When President Trump visited Riyadh for a summit meeting last summer, the king remained seated as he struggled to read a prepared statement. His speech was at times weak, halting or slurred. He seldom speaks publicly. Saudi officials, however, insist his mental capacities are sound.

Prince Mohammed’s supporters argue that Saudi Arabia’s recent threats against Iran and Lebanon came in response to provocations beyond his control.

As he was preparing his anti-corruption roundup, they say, Tehran’s allies in Yemen launched an Iranian-made missile in the direction of Riyadh, where it was intercepted over the outskirts of the city (the damage shown by videos prove otherwise).

The Lebanese prime minister, Saad Hariri, resigned his position the same day with a televised speech from Riyadh that accused Iran and its Lebanese client Hezbollah of sowing “discord, devastation and destruction” in the region.

But many, including current and former American diplomats, say Prince Mohammed’s boldness also reflects his conviction that he has the support of Mr. Trump.

Photo

Mr. Trump meeting with Prince Mohammed, center, in the Oval Office in March.CreditStephen Crowley/The New York Times

Even in the last days of the Obama administration, another Persian Gulf royal who had already forged deep ties around Washington, Crown Prince Mohammed bin Zayed al-Nahyan of Abu Dhabi began to promote his Saudi counterpart to the incoming Trump team as a useful ally. Both princes appear to have formed a particular bond with Jared Kushner, Mr. Trump’s son-in-law and adviser, who at 36 is a contemporary of the young Saudi prince.

Mr. Trump chose Saudi Arabia for the first foreign trip of his presidency, and Prince Mohammed and Mr. Kushner have built such a strong rapport that other American officials say they are not briefed on what the two discuss.

“Jared is a bit of a black hole,” said one State Department official, speaking on the condition of anonymity to discuss frustration with the White House. “There is no sense of the positions he has advocated. We can only guess, based on what he has done and where he has been.”

The official added: “The Emiratis and the Saudis have been very careful to cultivate him and bring him along” toward their “confrontational posture in the region.”

A White House official who also insisted on anonymity disputed the characterization of Mr. Kushner, saying he regularly briefed the State Department and National Security Council on his trips and conversations.
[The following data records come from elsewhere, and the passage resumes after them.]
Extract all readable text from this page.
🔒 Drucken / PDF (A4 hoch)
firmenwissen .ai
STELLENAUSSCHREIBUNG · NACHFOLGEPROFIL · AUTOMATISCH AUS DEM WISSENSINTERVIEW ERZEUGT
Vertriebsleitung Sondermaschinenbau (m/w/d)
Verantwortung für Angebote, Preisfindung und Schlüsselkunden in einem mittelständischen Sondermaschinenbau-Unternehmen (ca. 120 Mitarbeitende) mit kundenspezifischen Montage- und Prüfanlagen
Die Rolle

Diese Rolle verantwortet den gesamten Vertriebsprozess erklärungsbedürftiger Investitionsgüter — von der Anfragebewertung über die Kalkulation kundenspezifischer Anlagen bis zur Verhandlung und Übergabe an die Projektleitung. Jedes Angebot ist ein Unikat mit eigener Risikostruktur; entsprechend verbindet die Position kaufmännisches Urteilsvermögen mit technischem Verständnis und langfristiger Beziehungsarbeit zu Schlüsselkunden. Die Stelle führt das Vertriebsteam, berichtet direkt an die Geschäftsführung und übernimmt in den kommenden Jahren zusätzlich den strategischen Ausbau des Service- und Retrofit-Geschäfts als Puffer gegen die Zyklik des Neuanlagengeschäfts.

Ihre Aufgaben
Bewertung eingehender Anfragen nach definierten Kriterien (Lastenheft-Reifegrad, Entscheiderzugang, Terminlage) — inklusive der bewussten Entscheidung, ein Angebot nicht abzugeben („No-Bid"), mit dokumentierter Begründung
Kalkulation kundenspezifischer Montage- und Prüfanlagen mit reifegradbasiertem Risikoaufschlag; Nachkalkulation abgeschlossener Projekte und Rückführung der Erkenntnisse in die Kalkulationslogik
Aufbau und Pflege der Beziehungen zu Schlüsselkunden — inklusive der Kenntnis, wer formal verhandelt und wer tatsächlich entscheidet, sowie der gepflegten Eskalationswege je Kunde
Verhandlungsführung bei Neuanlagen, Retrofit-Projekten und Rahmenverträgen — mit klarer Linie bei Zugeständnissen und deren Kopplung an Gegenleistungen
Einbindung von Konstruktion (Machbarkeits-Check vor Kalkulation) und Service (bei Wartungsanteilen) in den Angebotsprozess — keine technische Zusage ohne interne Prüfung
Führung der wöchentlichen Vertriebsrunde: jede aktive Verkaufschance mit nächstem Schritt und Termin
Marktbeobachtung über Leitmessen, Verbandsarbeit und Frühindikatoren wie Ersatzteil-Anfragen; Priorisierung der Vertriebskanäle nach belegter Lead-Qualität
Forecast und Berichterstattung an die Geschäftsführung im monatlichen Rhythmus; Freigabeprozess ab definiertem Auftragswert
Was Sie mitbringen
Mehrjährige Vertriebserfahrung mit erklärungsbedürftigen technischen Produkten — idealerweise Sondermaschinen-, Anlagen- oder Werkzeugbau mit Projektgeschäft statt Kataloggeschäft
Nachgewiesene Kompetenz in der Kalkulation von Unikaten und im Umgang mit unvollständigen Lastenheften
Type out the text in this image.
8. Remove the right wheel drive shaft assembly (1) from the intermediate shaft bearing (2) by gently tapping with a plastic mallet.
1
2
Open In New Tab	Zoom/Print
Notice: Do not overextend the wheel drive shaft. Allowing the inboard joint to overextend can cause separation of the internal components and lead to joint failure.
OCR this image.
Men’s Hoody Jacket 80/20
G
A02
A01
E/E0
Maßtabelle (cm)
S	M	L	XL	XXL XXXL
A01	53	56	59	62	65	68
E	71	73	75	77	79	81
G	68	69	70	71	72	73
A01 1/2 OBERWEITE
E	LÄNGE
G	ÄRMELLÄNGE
Mr. Kushner made his third visit to the kingdom this year ( and many to Israel)— this time unannounced until his return to Washington — in late October, when American officials say he stayed up late talking with Prince Mohammed at his ranch.

The sweep of arrests unfolded days later, and Mr. Trump was quick to applaud, although several White House officials said the Saudis gave Mr. Kushner no heads up on what was about to take place.

“I have great confidence in King Salman and the Crown Prince of Saudi Arabia, they know exactly what they are doing,” President Trump said on Twitter after the arrests had begun. “Some of those they are harshly treating have been ‘milking’ their country for years.”

Ms. Baeshen, the embassy spokeswoman, said that Saudi Arabia and the United States “enjoy a wide range of cooperative discussions” but that “domestic affairs are just that: domestic affairs.”

The State Department official, though, said that its diplomats, the Pentagon and the Central Intelligence Agency all felt “growing alarm” that Prince Mohammed “is behaving recklessly without sufficient consideration to the likely consequences of his behavior, and that has the potential to damage U.S. interests.”